🤖 AI Summary
To address insufficient robustness of depth estimation under adverse conditions in autonomous driving, this paper proposes a lightweight radar-camera fusion depth estimation framework. Methodologically, we introduce two novel distillation strategies—interpretable alignment distillation and depth-distribution-aware distillation—alongside radar-image feature fusion and a discrete-bin-based soft classification-regression scheme. These components jointly ensure geometric consistency and decision transparency while enabling model compression. Compared to the baseline, our method reduces parameter count by 29.7% and achieves a 7.97% reduction in mean absolute error (MAE) on both the nuScenes and ZJU-4DRadarCam benchmarks. The resulting model delivers high accuracy, real-time inference capability, and intrinsic interpretability, offering an efficient and reliable solution for onboard deployment in safety-critical autonomous driving systems.
📝 Abstract
Depth estimation remains central to autonomous driving, and radar-camera fusion offers robustness in adverse conditions by providing complementary geometric cues. In this paper, we present XD-RCDepth, a lightweight architecture that reduces the parameters by 29.7% relative to the state-of-the-art lightweight baseline while maintaining comparable accuracy.
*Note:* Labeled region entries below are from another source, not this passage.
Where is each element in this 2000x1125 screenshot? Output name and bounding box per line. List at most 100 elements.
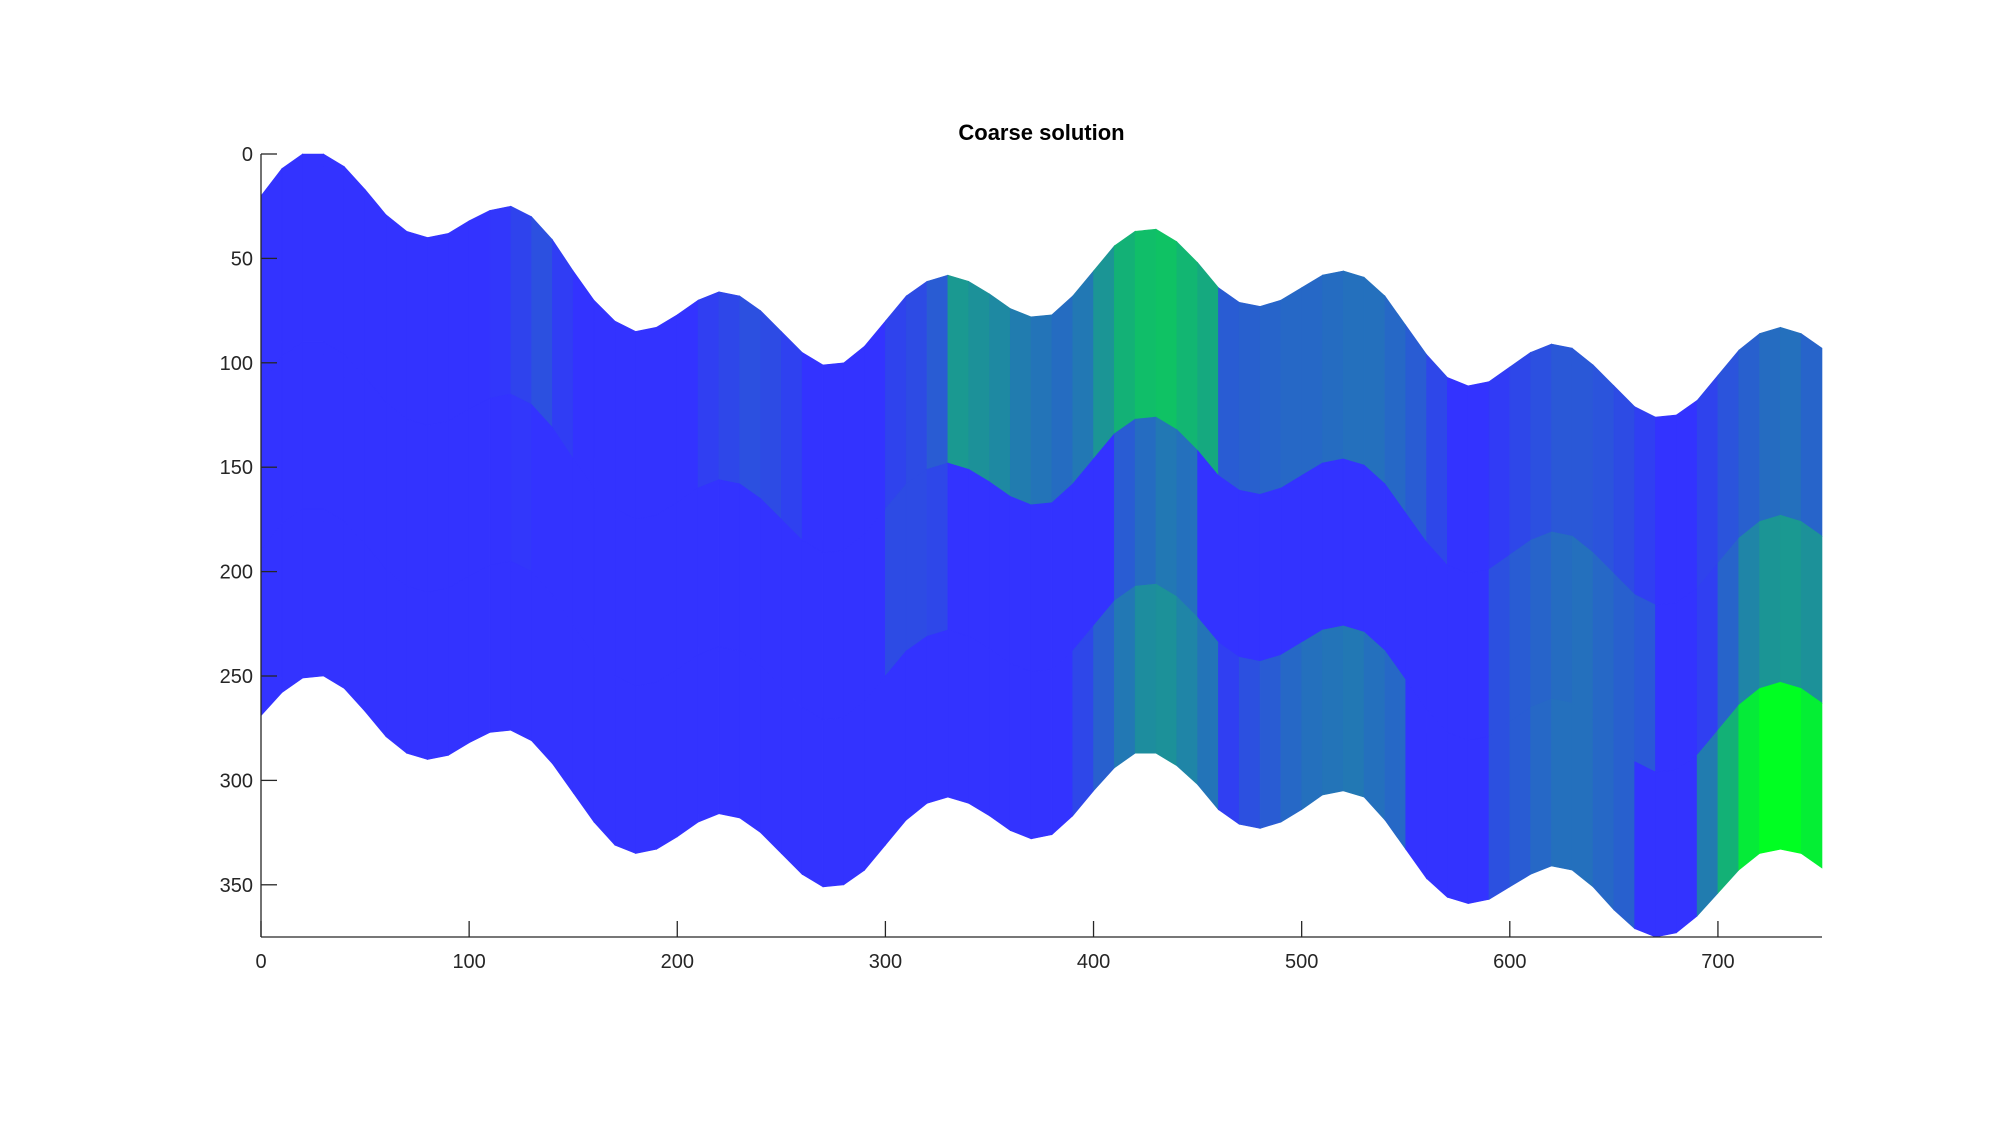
heatmap-cell [1800,332,1823,537]
heatmap-cell [531,403,553,596]
heatmap-cell [385,568,407,754]
heatmap-cell [1447,376,1469,575]
heatmap-cell [947,629,969,804]
heatmap-cell [1009,308,1032,506]
heatmap-cell [760,497,782,688]
heatmap-cell [1509,706,1531,888]
heatmap-cell [489,393,512,566]
heatmap-cell [676,654,699,838]
y-tick-label: 350 [220,875,253,897]
heatmap-cell [1696,562,1719,757]
heatmap-cell [1405,679,1427,880]
heatmap-cell [1405,324,1427,544]
x-tick-label: 300 [869,951,902,973]
heatmap-cell [1197,449,1219,644]
heatmap-cell [1322,270,1344,464]
heatmap-cell [926,462,949,637]
heatmap-cell [510,393,532,573]
heatmap-cell [323,508,345,690]
heatmap-cell [947,274,969,470]
heatmap-cell [489,205,512,399]
heatmap-cell [1447,564,1469,742]
heatmap-cell [1301,629,1323,811]
heatmap-cell [739,295,761,500]
heatmap-cell [1676,754,1698,934]
heatmap-cell [364,188,387,404]
y-tick-label: 50 [231,248,253,270]
heatmap-cell [468,397,491,577]
heatmap-cell [905,468,928,652]
heatmap-cell [1384,482,1407,682]
heatmap-cells [260,153,1823,938]
heatmap-cell [989,481,1011,665]
heatmap-cell [1509,539,1531,723]
heatmap-cell [510,205,532,406]
heatmap-cell [968,635,990,817]
heatmap-cell [885,650,907,846]
heatmap-cell [1322,625,1344,796]
heatmap-cell [718,291,741,485]
heatmap-cell [1363,464,1386,652]
heatmap-cell [1488,366,1511,571]
heatmap-cell [905,635,928,821]
heatmap-cell [1134,228,1157,420]
heatmap-cell [1218,287,1240,491]
heatmap-cell [1759,326,1781,522]
heatmap-cell [1197,261,1219,477]
heatmap-cell [1363,631,1386,821]
heatmap-cell [968,280,990,483]
heatmap-cell [697,291,720,489]
heatmap-cell [1238,489,1261,662]
heatmap-cell [822,717,845,888]
y-tick-label: 200 [220,562,253,584]
heatmap-cell [697,479,720,656]
heatmap-cell [593,299,616,510]
heatmap-cell [864,675,886,872]
heatmap-cell [781,518,803,709]
heatmap-cell [1530,698,1552,875]
heatmap-cell [1384,295,1407,515]
heatmap-cell [364,543,387,738]
x-tick-label: 0 [255,951,266,973]
heatmap-cell [1363,276,1386,485]
heatmap-cell [1592,364,1615,575]
y-tick-label: 150 [220,457,253,479]
heatmap-cell [1030,669,1053,840]
heatmap-cell [1093,245,1115,460]
heatmap-cell [1551,531,1573,704]
heatmap-cell [989,293,1011,498]
heatmap-cell [635,326,657,520]
heatmap-cell [676,487,699,671]
heatmap-cell [1551,343,1573,537]
heatmap-cell [1134,416,1157,587]
heatmap-cell [1072,625,1094,817]
heatmap-cell [1030,502,1053,673]
heatmap-cell [1467,736,1490,904]
heatmap-cell [822,362,845,554]
heatmap-cell [1759,681,1781,854]
heatmap-cell [1342,270,1365,466]
heatmap-cell [552,593,574,794]
heatmap-cell [364,376,387,571]
heatmap-cell [905,280,928,485]
heatmap-cell [1259,487,1282,662]
heatmap-cell [739,483,761,667]
heatmap-cell [1634,761,1656,938]
heatmap-cell [323,153,345,355]
heatmap-cell [1571,535,1594,721]
heatmap-cell [1114,585,1136,769]
heatmap-cell [864,508,886,702]
heatmap-cell [510,560,532,742]
heatmap-cell [260,355,283,552]
heatmap-cell [552,238,574,460]
heatmap-cell [281,508,303,694]
heatmap-cell [1238,301,1261,495]
heatmap-cell [448,220,470,422]
x-tick-label: 700 [1701,951,1734,973]
heatmap-cell [1114,230,1136,435]
heatmap-cell [1551,698,1573,871]
chart-title: Coarse solution [958,120,1124,145]
y-tick-label: 0 [242,144,253,166]
heatmap-cell [635,681,657,854]
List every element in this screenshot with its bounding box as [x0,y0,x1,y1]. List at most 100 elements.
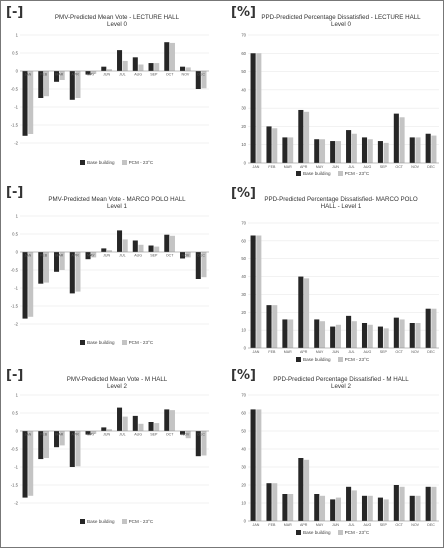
chart-title: PPD-Predicted Percentage Dissatisfied- M… [256,196,426,210]
legend-item: PCM - 23°C [121,160,154,165]
y-tick-label: 10 [241,328,246,333]
y-tick-label: 30 [241,292,246,297]
bar-base-apr [298,276,304,348]
bar-base-may [85,252,91,260]
bar-base-oct [393,113,399,163]
bar-pcm-may [319,495,326,521]
y-tick-label: 60 [241,51,246,56]
x-tick-label: DEC [197,433,205,437]
x-tick-label: SEP [150,433,158,437]
bar-pcm-jul [351,321,357,348]
y-tick-label: -2 [14,501,18,506]
bar-base-jan [250,53,256,163]
bar-base-dec [425,308,431,348]
y-tick-label: -1 [14,105,18,110]
y-tick-label: 0 [244,161,247,166]
bar-base-nov [409,495,415,521]
bar-base-aug [132,240,138,252]
bar-pcm-feb [43,71,49,97]
bar-pcm-feb [272,483,278,521]
unit-label: [-] [6,5,24,20]
bar-pcm-jan [28,71,34,134]
legend-swatch [80,160,85,165]
bar-pcm-feb [272,128,278,163]
bar-base-dec [195,431,201,457]
unit-label: [%] [231,368,256,383]
legend-item: PCM - 23°C [337,357,369,362]
legend: Base building PCM - 23°C [80,160,160,165]
x-tick-label: MAR [55,254,63,258]
bar-pcm-apr [75,431,81,467]
x-tick-label: AUG [134,433,142,437]
plot-area-ppd-l0: 70 60 50 40 30 20 10 0 JAN FEB MAR APR MAY JUN JUL AUG S… [241,33,439,169]
chart-title: PMV-Predicted Mean Vote - MARCO POLO HAL… [42,196,192,210]
y-tick-label: 0.5 [12,411,18,416]
bar-base-nov [180,431,186,435]
bar-base-aug [361,323,368,348]
bar-base-feb [266,126,272,163]
legend-label: Base building [303,530,331,535]
chart-title: PMV-Predicted Mean Vote - M HALL Level 2 [42,376,192,390]
x-tick-label: MAR [284,350,292,354]
bar-pcm-may [319,139,326,163]
x-tick-label: MAY [87,254,95,258]
bar-base-may [85,431,91,435]
x-tick-label: APR [71,254,79,258]
bar-base-nov [409,323,415,348]
x-tick-label: SEP [150,73,158,77]
bar-pcm-dec [201,431,207,456]
y-tick-label: 40 [241,87,246,92]
x-tick-label: MAY [87,433,95,437]
bar-base-jul [117,230,123,252]
legend-item: PCM - 23°C [121,519,153,524]
bar-pcm-oct [399,486,405,521]
bar-base-mar [54,252,60,272]
bar-base-dec [425,486,431,521]
legend-label: Base building [87,160,115,165]
x-tick-label: SEP [150,254,158,258]
y-tick-label: 40 [241,447,246,452]
y-tick-label: 0.5 [12,51,18,56]
legend-swatch [337,530,343,535]
bar-pcm-aug [138,423,144,431]
legend-item: PCM - 23°C [121,340,153,345]
x-tick-label: JUN [332,165,339,169]
y-tick-label: 50 [241,69,246,74]
x-tick-label: AUG [363,523,371,527]
plot-area-ppd-l1: 70 60 50 40 30 20 10 0 JAN FEB MAR APR MAY JUN JUL AUG S… [241,221,439,354]
legend-label: Base building [303,171,331,176]
legend-item: Base building [80,340,115,345]
bar-pcm-nov [415,137,421,163]
bar-base-jul [117,50,123,71]
bar-pcm-apr [304,278,310,348]
bar-base-dec [425,133,431,163]
bar-base-feb [38,71,44,98]
bar-base-jul [346,486,352,521]
x-tick-label: OCT [395,165,403,169]
y-tick-label: -1 [14,286,18,291]
x-tick-label: AUG [363,350,371,354]
bar-pcm-nov [185,67,191,71]
bar-pcm-jul [351,490,357,521]
bar-pcm-jul [122,239,128,252]
legend-item: PCM - 23°C [337,171,369,176]
legend-item: Base building [296,530,331,535]
legend-item: Base building [296,171,331,176]
bar-pcm-jul [122,416,128,431]
y-tick-label: 70 [241,33,246,38]
legend-swatch [296,171,301,176]
x-tick-label: MAR [55,433,63,437]
y-tick-label: 60 [241,238,246,243]
bar-pcm-apr [304,459,310,521]
legend-label: PCM - 23°C [128,160,154,165]
y-tick-label: 1 [16,33,19,38]
y-tick-label: 10 [241,501,246,506]
unit-label: [%] [231,5,256,20]
x-tick-label: FEB [268,165,276,169]
legend: Base building PCM - 23°C [80,519,160,524]
x-tick-label: NOV [411,523,419,527]
x-tick-label: APR [71,73,79,77]
bar-pcm-jan [256,235,262,348]
bar-base-aug [132,57,138,71]
legend: Base building PCM - 23°C [296,530,376,535]
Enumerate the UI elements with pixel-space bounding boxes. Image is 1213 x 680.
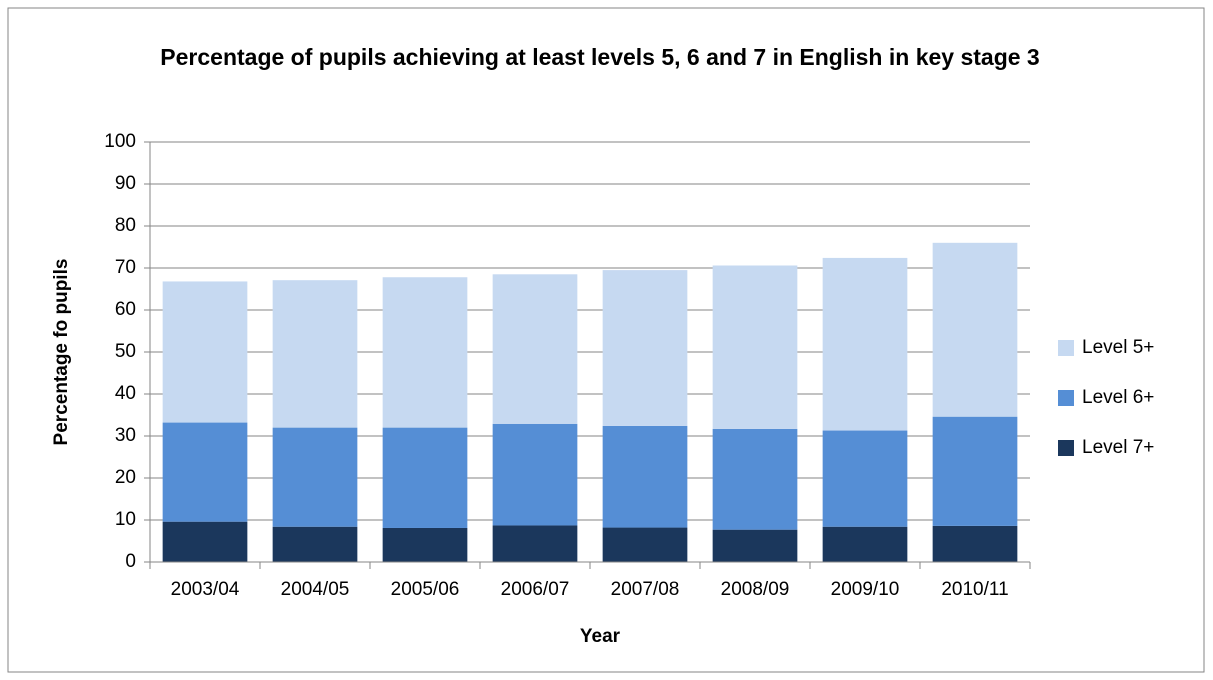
bar-segment: [932, 525, 1018, 562]
bar-segment: [162, 422, 248, 522]
y-tick-label: 70: [115, 257, 136, 278]
bar-segment: [492, 525, 578, 562]
x-tick-label: 2010/11: [941, 579, 1008, 600]
y-tick-label: 40: [115, 383, 136, 404]
legend-swatch: [1058, 390, 1074, 406]
bar-segment: [932, 416, 1018, 526]
y-tick-label: 0: [125, 551, 136, 572]
x-tick-label: 2003/04: [171, 579, 240, 600]
bar-segment: [712, 428, 798, 530]
legend-swatch: [1058, 340, 1074, 356]
legend-swatch: [1058, 440, 1074, 456]
legend-label: Level 6+: [1082, 387, 1154, 408]
bar-segment: [932, 242, 1018, 417]
x-tick-label: 2007/08: [611, 579, 680, 600]
y-tick-label: 90: [115, 173, 136, 194]
x-tick-label: 2008/09: [721, 579, 790, 600]
bar-segment: [602, 527, 688, 562]
bar-segment: [822, 257, 908, 431]
x-tick-label: 2004/05: [281, 579, 350, 600]
bar-segment: [712, 529, 798, 562]
bar-segment: [712, 265, 798, 429]
bar-segment: [382, 527, 468, 562]
bar-segment: [492, 274, 578, 424]
x-tick-label: 2006/07: [501, 579, 570, 600]
bar-segment: [602, 270, 688, 426]
bar-segment: [272, 280, 358, 428]
bar-segment: [822, 526, 908, 562]
bar-segment: [822, 430, 908, 527]
y-axis-label: Percentage fo pupils: [51, 259, 72, 446]
bar-segment: [272, 526, 358, 562]
legend-label: Level 5+: [1082, 337, 1154, 358]
bar-segment: [492, 423, 578, 526]
chart-title: Percentage of pupils achieving at least …: [160, 44, 1040, 70]
bar-segment: [162, 521, 248, 562]
bar-segment: [272, 427, 358, 527]
y-tick-label: 30: [115, 425, 136, 446]
y-tick-label: 10: [115, 509, 136, 530]
bar-segment: [382, 427, 468, 528]
bar-segment: [602, 425, 688, 528]
y-tick-label: 60: [115, 299, 136, 320]
y-tick-label: 50: [115, 341, 136, 362]
x-tick-label: 2005/06: [391, 579, 460, 600]
y-tick-label: 20: [115, 467, 136, 488]
y-tick-label: 100: [104, 131, 136, 152]
y-tick-label: 80: [115, 215, 136, 236]
bar-segment: [162, 281, 248, 423]
bar-segment: [382, 277, 468, 428]
legend-label: Level 7+: [1082, 437, 1154, 458]
x-axis-label: Year: [580, 626, 621, 647]
x-tick-label: 2009/10: [831, 579, 900, 600]
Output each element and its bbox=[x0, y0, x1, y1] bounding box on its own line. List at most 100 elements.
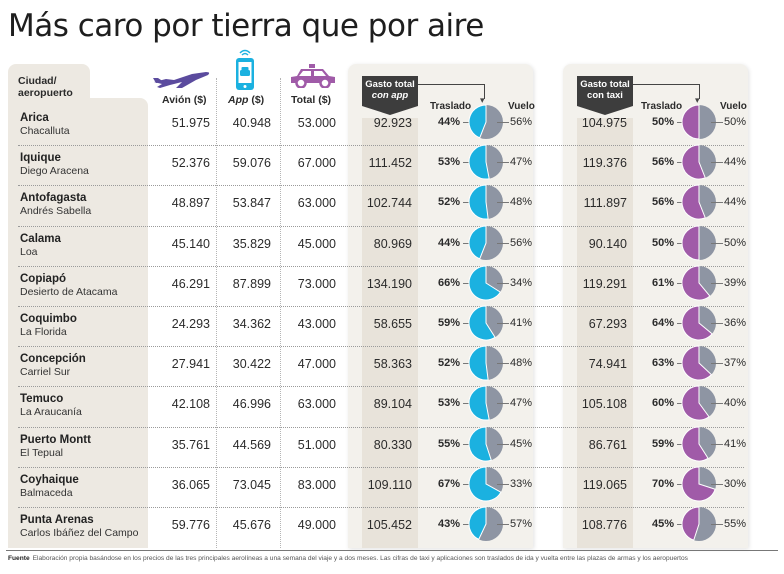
row-divider bbox=[18, 225, 744, 227]
arrow-down-icon: ▾ bbox=[695, 95, 700, 105]
taxi-pie bbox=[681, 345, 716, 381]
app-pie-traslado-slice bbox=[468, 426, 492, 462]
arrow-down-icon: ▾ bbox=[480, 95, 485, 105]
leader-line bbox=[711, 122, 723, 123]
column-divider bbox=[280, 78, 281, 548]
gasto-taxi-value: 111.897 bbox=[583, 196, 627, 211]
row-divider bbox=[18, 426, 744, 428]
total-column-header: Total ($) bbox=[291, 94, 332, 106]
app-traslado-pct: 59% bbox=[438, 317, 461, 329]
total-value: 63.000 bbox=[297, 397, 336, 412]
row-divider bbox=[18, 306, 744, 307]
city-column-header: Ciudad/ aeropuerto bbox=[18, 75, 73, 99]
avion-value: 48.897 bbox=[171, 196, 210, 211]
taxi-total-column-shade bbox=[577, 118, 633, 548]
gasto-taxi-value: 104.975 bbox=[581, 116, 627, 130]
leader-line bbox=[497, 483, 509, 485]
taxi-icon bbox=[291, 64, 335, 88]
app-value: 73.045 bbox=[232, 477, 271, 492]
taxi-pie bbox=[681, 466, 716, 502]
leader-line bbox=[497, 282, 509, 284]
avion-column-header: Avión ($) bbox=[162, 94, 207, 106]
app-vuelo-pct: 47% bbox=[510, 156, 533, 169]
app-traslado-pct: 67% bbox=[438, 477, 461, 490]
row-divider bbox=[18, 145, 744, 147]
app-pie-traslado-slice bbox=[468, 144, 490, 180]
gasto-taxi-value: 119.065 bbox=[582, 477, 627, 492]
total-value: 45.000 bbox=[297, 236, 336, 251]
taxi-traslado-pct: 56% bbox=[652, 156, 675, 169]
app-header-unit: ($) bbox=[248, 94, 265, 106]
airport-name: Loa bbox=[20, 245, 38, 258]
app-pie-traslado-slice bbox=[468, 184, 489, 220]
leader-line bbox=[711, 483, 723, 485]
gasto-app-value: 111.452 bbox=[368, 156, 412, 171]
app-pie-traslado-slice bbox=[468, 466, 502, 502]
taxi-pie bbox=[681, 225, 716, 261]
taxi-pie-traslado-slice bbox=[681, 104, 700, 140]
city-name: Iquique bbox=[20, 152, 61, 165]
leader-line bbox=[497, 443, 509, 445]
taxi-vuelo-pct: 39% bbox=[724, 276, 747, 289]
taxi-vuelo-pct: 55% bbox=[724, 518, 747, 530]
app-vuelo-pct: 47% bbox=[510, 397, 533, 410]
row-divider bbox=[18, 386, 744, 388]
city-name: Antofagasta bbox=[20, 192, 87, 205]
app-value: 59.076 bbox=[232, 156, 271, 171]
airport-name: Carlos Ibáñez del Campo bbox=[20, 527, 139, 539]
gasto-taxi-value: 90.140 bbox=[588, 236, 627, 251]
leader-line bbox=[497, 202, 509, 204]
airport-name: Desierto de Atacama bbox=[20, 285, 118, 298]
gasto-taxi-line2: con taxi bbox=[587, 90, 623, 101]
app-traslado-pct: 55% bbox=[438, 437, 461, 450]
leader-line bbox=[711, 242, 723, 244]
avion-value: 36.065 bbox=[171, 477, 210, 492]
taxi-vuelo-pct: 41% bbox=[724, 437, 747, 450]
app-traslado-pct: 43% bbox=[438, 518, 461, 530]
taxi-pie-traslado-slice bbox=[681, 385, 710, 421]
app-traslado-pct: 66% bbox=[438, 276, 461, 289]
avion-value: 59.776 bbox=[171, 518, 210, 532]
footer-label: Fuente bbox=[8, 555, 30, 562]
airport-name: Diego Aracena bbox=[20, 165, 89, 178]
taxi-vuelo-pct: 37% bbox=[724, 357, 747, 370]
gasto-app-header: Gasto total con app bbox=[362, 76, 418, 115]
taxi-pie-traslado-slice bbox=[681, 506, 700, 541]
app-value: 40.948 bbox=[232, 116, 271, 130]
leader-line bbox=[711, 202, 723, 204]
avion-value: 35.761 bbox=[171, 437, 210, 452]
taxi-pie bbox=[681, 144, 716, 180]
app-traslado-pct: 53% bbox=[438, 397, 461, 410]
taxi-vuelo-pct: 44% bbox=[724, 196, 747, 209]
airport-name: La Florida bbox=[20, 326, 67, 338]
app-pie bbox=[468, 345, 503, 381]
taxi-pie-traslado-slice bbox=[681, 466, 716, 502]
taxi-vuelo-pct: 50% bbox=[724, 236, 747, 249]
app-value: 46.996 bbox=[232, 397, 271, 412]
app-vuelo-pct: 57% bbox=[510, 518, 533, 530]
total-value: 67.000 bbox=[297, 156, 336, 171]
city-name: Puerto Montt bbox=[20, 433, 91, 446]
app-pie-traslado-slice bbox=[468, 225, 487, 260]
taxi-pie-traslado-slice bbox=[681, 345, 713, 381]
gasto-app-line2: con app bbox=[371, 90, 409, 101]
taxi-pie-traslado-slice bbox=[681, 305, 713, 341]
gasto-app-value: 89.104 bbox=[373, 397, 412, 412]
taxi-vuelo-pct: 40% bbox=[724, 397, 747, 410]
leader-line bbox=[711, 162, 723, 164]
app-pie bbox=[468, 305, 503, 341]
app-traslado-pct: 53% bbox=[438, 156, 461, 169]
taxi-pie-traslado-slice bbox=[681, 225, 700, 261]
app-pie bbox=[468, 426, 503, 462]
avion-value: 27.941 bbox=[171, 357, 210, 372]
taxi-pie bbox=[681, 426, 716, 462]
app-value: 35.829 bbox=[232, 236, 271, 251]
app-header-italic: App bbox=[228, 94, 249, 106]
taxi-pie bbox=[681, 184, 716, 220]
total-value: 63.000 bbox=[297, 196, 336, 211]
gasto-app-value: 102.744 bbox=[366, 196, 412, 211]
taxi-traslado-pct: 45% bbox=[652, 518, 675, 530]
app-vuelo-header: Vuelo bbox=[508, 101, 535, 112]
app-pie bbox=[468, 144, 503, 180]
city-name: Coquimbo bbox=[20, 313, 77, 325]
To preserve performance under compression and enhance interpretability, we introduce two knowledge-distillation strategies: an explainability-aligned distillation that transfers the teacher's saliency structure to the student, and a depth-distribution distillation that recasts depth regression as soft classification over discretized bins. Together, these components reduce the MAE compared with direct training with 7.97% and deliver competitive accuracy with real-time efficiency on nuScenes and ZJU-4DRadarCam datasets.